The stock market is kind of eh, so far this morning, after yesterday’s big sell-off. The question people are asking is — has this been a sucker’s rally? Andy Kessler at the WSJ points out — “You can have a jobless recovery, but you can’t have a profitless recovery.” Analysts in Britain are asking the same questions. Plenty of other good material this morning:
Business should be more like the NFL (Financial Times)
A stock price in business is the moral equivalent of a point spread in football betting. However, NFL players are strictly forbidden from betting on any game, including their own; their incentives are based on how they do on the field. In stark contrast, business executives are encouraged, if not required, to play in the expectations market.
How the government manufactured economic problems to justify its solutions (Forbes)
“If fire trucks came roaring up to your house, and the firemen started spraying water, breaking out windows and chopping holes in the roof, one would think the house was on fire. But it doesn’t have to be. Activity alone is not proof. Just because the government has gone nuclear does not mean that it was necessary.”
The Real Problem with Credit Cards: The Cardholders (Time)

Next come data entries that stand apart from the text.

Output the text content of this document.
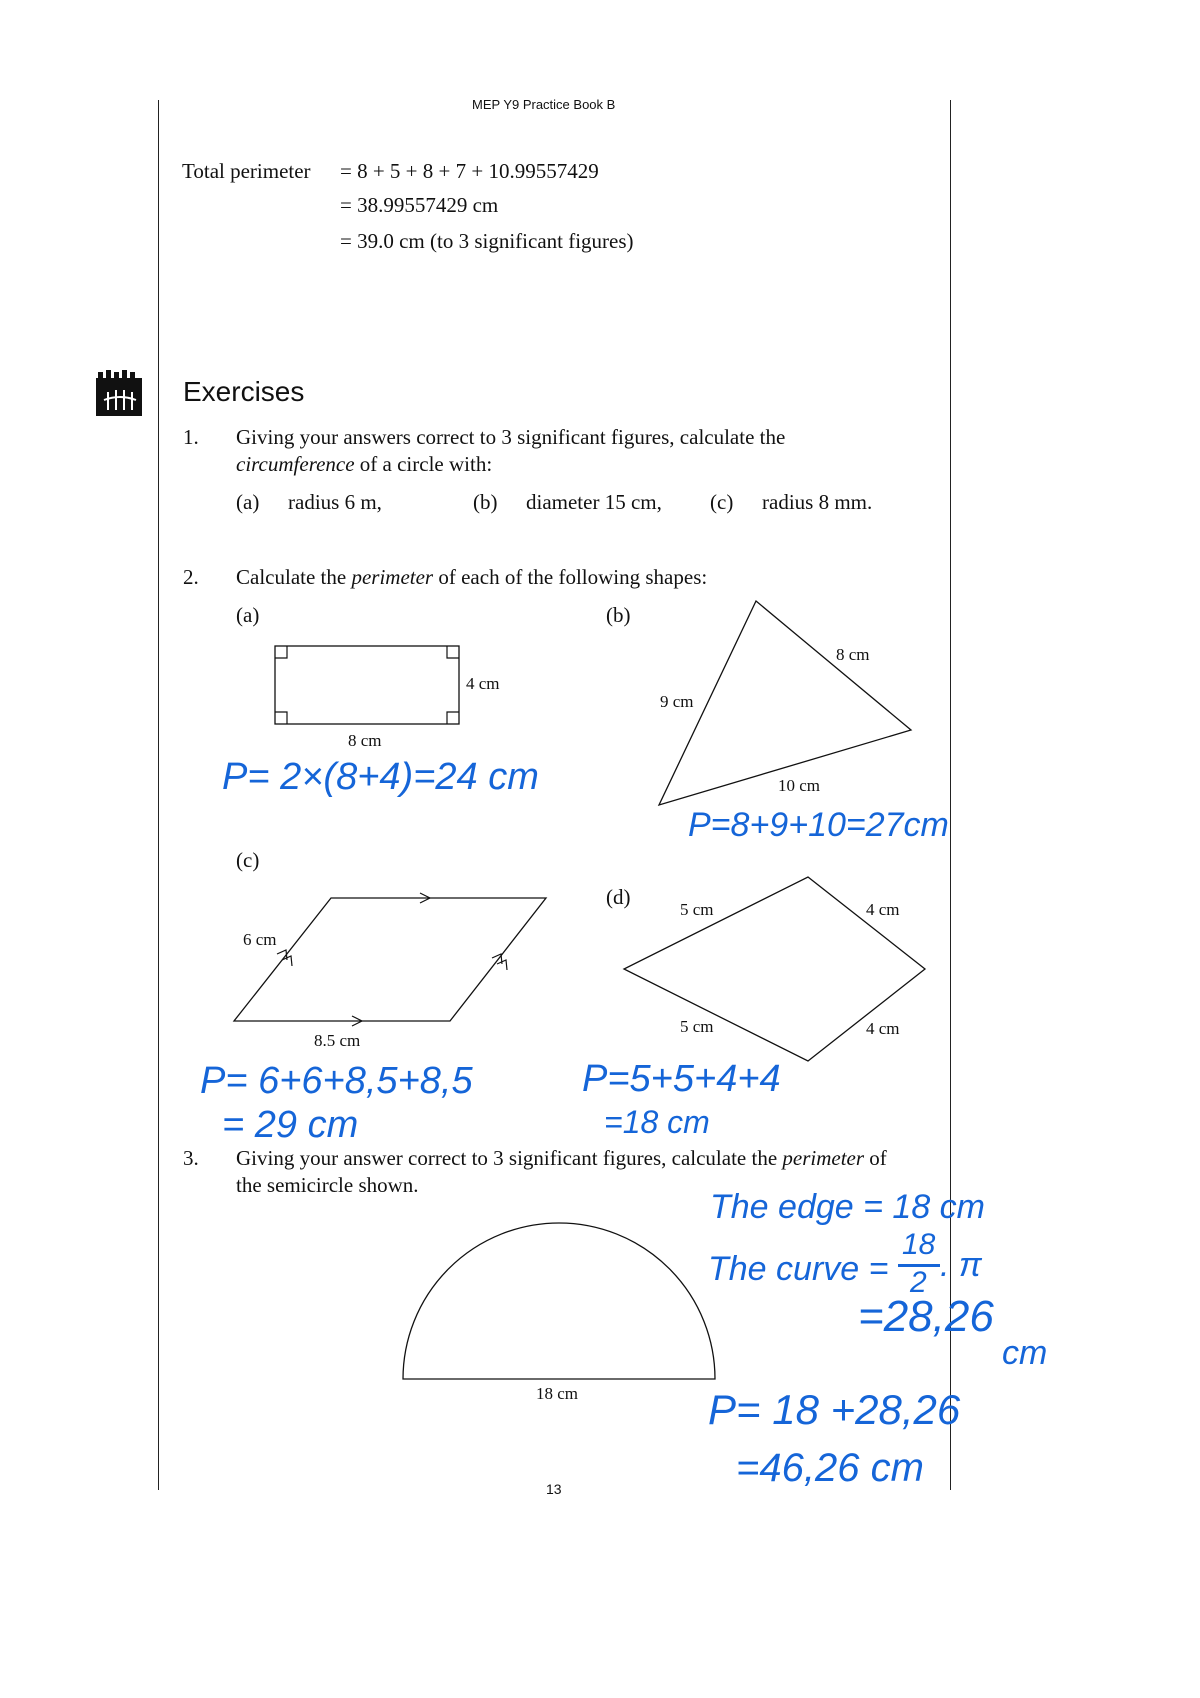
MEP Y9 Practice Book B
Total perimeter = 8 + 5 + 8 + 7 + 10.99557429
= 38.99557429 cm
= 39.0 cm (to 3 significant figures)
Exercises
1. Giving your answers correct to 3 significant figures, calculate the
circumference of a circle with:
(a) radius 6 m,	(b) diameter 15 cm, (c) radius 8 mm.
2. Calculate the perimeter of each of the following shapes:
(a)
4 cm
8 cm
(b)
9 cm
8 cm
10 cm
(c)
6 cm
8.5 cm
(d)
5 cm	4 cm
5 cm	4 cm
3. Giving your answer correct to 3 significant figures, calculate the perimeter of
the semicircle shown.
18 cm
P= 2×(8+4)=24 cm
P=8+9+10=27cm
P= 6+6+8,5+8,5
= 29 cm
P=5+5+4+4
=18 cm
The edge = 18 cm
The curve =
18
2 . π
=28,26
cm
P= 18 +28,26
=46,26 cm
13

There are piles of evidence that people are bad decision-makers when it comes to how they use credit cards. Even when presented with full and fair information, they often make decisions not in their own economic best interest — a reality only partly taken into account by the new rules and pending legislation.
Banks hope that Twitter will save them (Clusterstock)
USA Today reports that Wells Fargo and Bank of America have begun to “tweet” with customers about bank fees and product features. Which sounds a lot like they are spamming their customers. Discover Financial, American Express and Citigroup are on Facebook or MySpace. As of this morning, Citigroup’s group (that’s awkward) has around 4,200 members.
Cash-Strapped Indy 500 To Charge Dollar-A-Lap Toll (The Onion)
“We have begun construction of tollbooths across the track that will allow drivers to stop and pay their tolls four-wide,” Indianapolis Motor Speedway owner Tony Hulman George said. “The outside booths off the racing line will be the dollar booths, accepting cash only, and the ones down low where the track is faster will be an extra quarter, which will add an exciting element of strategy to the race as well as generating cash we could really use at this point.”